What feature do you want to examine precisely?
I am asking because the simple substraction may not tell you very much about the difference between the two files (especially with regard to the harmonic content).
All you will do is removing all content that is 100% correlated.
If the two tracks were aligned correctly, you could simply use the Voice Removal effect (simple mode). The preliminary step would be to import the two files, then (if they are mono) to make them stereo (just “make stereo track” from the track drop down menu of the upper track).
The result after the voice removal is the difference between the two channels, scaled by 0.5.
You can split the new stereo track - both channels are identical and amplify one by 6 dB to get the real difference.
You can also try this plug-in:https://forum.audacityteam.org/t/karaoke-rotation-panning-more/30112/1
The preliminary steps are the same but you’ll end up with the rest of the first wave file in the left channel and the rest of the second file in the right channel.
What’s more, there’s a control that let’s you shift one of the two channels by an exact amount of samples (“delay”).
But we now have to face the fact that this offset is not known in the first place.
You’ve already proposed a method that works with the slope of the signal.
In Nyquist, that’s really easy,
(slope s)
returns this value (multiplied by the sounds samplerate). s is the global variable that holds the input sound passed from Audacity either mono or stereo.
For the log you can either choose ‘(s-log )’ or directly convert to dB ‘(linear-to-db )’.
Quantization is also available ‘(quantize )’.
However, I don’t wanna introduce you to Nyquist but it may be that we end up with some code that you can directly try from the Nyquist Prompt.
I am not sure how you want to find the exact alignement from the values obtained so far.
The question is how much a signal differs from the other. You’re lost if there are any phase shifts or so introduced. We currently assume that the recording starts in both cases with a slope that is practically identical.
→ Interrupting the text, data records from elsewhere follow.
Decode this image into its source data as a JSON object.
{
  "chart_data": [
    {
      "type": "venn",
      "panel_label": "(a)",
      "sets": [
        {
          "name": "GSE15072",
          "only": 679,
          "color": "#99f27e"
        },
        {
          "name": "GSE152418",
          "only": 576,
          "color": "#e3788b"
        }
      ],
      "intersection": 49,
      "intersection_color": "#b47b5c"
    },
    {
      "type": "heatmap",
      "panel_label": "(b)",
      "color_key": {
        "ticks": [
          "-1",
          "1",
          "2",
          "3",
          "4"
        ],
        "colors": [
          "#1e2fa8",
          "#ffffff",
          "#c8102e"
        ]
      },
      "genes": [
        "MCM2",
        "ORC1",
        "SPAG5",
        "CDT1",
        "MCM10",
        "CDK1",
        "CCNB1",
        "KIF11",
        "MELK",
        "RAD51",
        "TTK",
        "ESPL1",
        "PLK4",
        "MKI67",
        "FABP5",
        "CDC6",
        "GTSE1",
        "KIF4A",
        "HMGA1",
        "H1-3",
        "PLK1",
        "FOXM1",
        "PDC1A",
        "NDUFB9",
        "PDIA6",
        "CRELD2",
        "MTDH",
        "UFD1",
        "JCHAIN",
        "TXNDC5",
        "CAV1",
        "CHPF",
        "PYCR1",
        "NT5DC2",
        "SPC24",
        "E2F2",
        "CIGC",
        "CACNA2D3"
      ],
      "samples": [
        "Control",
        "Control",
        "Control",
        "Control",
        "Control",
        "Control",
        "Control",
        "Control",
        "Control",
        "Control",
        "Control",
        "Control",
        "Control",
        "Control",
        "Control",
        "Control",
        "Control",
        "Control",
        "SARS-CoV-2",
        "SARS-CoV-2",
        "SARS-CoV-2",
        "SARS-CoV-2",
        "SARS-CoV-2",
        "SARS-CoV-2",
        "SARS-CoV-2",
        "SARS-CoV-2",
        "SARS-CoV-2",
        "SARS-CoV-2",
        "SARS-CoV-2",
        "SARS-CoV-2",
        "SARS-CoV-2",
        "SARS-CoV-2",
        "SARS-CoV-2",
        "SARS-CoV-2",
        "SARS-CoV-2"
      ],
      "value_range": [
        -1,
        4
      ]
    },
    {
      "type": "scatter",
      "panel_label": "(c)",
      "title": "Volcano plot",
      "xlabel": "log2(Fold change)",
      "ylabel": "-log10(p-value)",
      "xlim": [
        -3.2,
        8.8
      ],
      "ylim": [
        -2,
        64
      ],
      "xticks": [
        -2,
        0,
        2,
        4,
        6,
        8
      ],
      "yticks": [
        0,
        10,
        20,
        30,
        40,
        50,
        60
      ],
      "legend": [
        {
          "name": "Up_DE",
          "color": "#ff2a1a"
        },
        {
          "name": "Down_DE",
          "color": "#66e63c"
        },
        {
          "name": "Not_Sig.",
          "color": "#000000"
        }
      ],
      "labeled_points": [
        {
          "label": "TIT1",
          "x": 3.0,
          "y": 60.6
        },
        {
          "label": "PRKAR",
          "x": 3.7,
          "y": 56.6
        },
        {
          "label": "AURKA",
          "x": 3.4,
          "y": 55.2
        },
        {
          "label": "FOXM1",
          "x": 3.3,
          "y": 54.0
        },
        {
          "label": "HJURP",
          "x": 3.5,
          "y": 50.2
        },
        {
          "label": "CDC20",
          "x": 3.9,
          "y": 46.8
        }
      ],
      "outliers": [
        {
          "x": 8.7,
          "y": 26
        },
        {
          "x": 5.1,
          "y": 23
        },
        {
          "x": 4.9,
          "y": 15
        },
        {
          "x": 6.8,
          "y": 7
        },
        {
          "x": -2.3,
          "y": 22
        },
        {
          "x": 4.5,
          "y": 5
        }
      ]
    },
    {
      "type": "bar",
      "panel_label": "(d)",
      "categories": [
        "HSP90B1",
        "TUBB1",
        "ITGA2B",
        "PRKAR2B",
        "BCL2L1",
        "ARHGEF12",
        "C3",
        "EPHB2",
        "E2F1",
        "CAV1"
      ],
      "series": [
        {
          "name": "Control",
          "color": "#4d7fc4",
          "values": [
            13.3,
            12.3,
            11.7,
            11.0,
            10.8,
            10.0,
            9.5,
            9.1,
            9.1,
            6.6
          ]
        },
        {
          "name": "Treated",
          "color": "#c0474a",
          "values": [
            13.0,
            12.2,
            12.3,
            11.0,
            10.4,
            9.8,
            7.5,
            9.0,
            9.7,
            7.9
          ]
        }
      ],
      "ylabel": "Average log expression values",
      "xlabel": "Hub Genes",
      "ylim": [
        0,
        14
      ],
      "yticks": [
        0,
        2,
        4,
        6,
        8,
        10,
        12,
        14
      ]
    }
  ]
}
There are several approaches that seem to work better.
Firstly, I would work with the integral of the absolute sample values of a little portion of the two sounds. This gives a wavy, ascending line.
You can compare the two lines with a least-squares calculation. This gives you two values:
A - the y-axis crossing and B the slope, i.e. Left-Channel = A + B * Right-Channel.
If the two are aligned correctly, you’ll should get the values 0 and 1.
This can be done repeatedly with a different delay until you’ve found the minima (or when the correlation has its maximum).
We can shorten this process by remapping the values such that the signal value instead of the time line serves as x-axis.
In this case, the A-coefficient wil tell us how much latency offset we have.
That’s like shifting our ascending line left/right instead of up/down until the error is minimal.
(that’s why we must integrate the signal, the recursive method would work with the pure signals)
The final algorithm really depends on the similarity of the two signals and if there is any noise in the beginning or pure digital silence.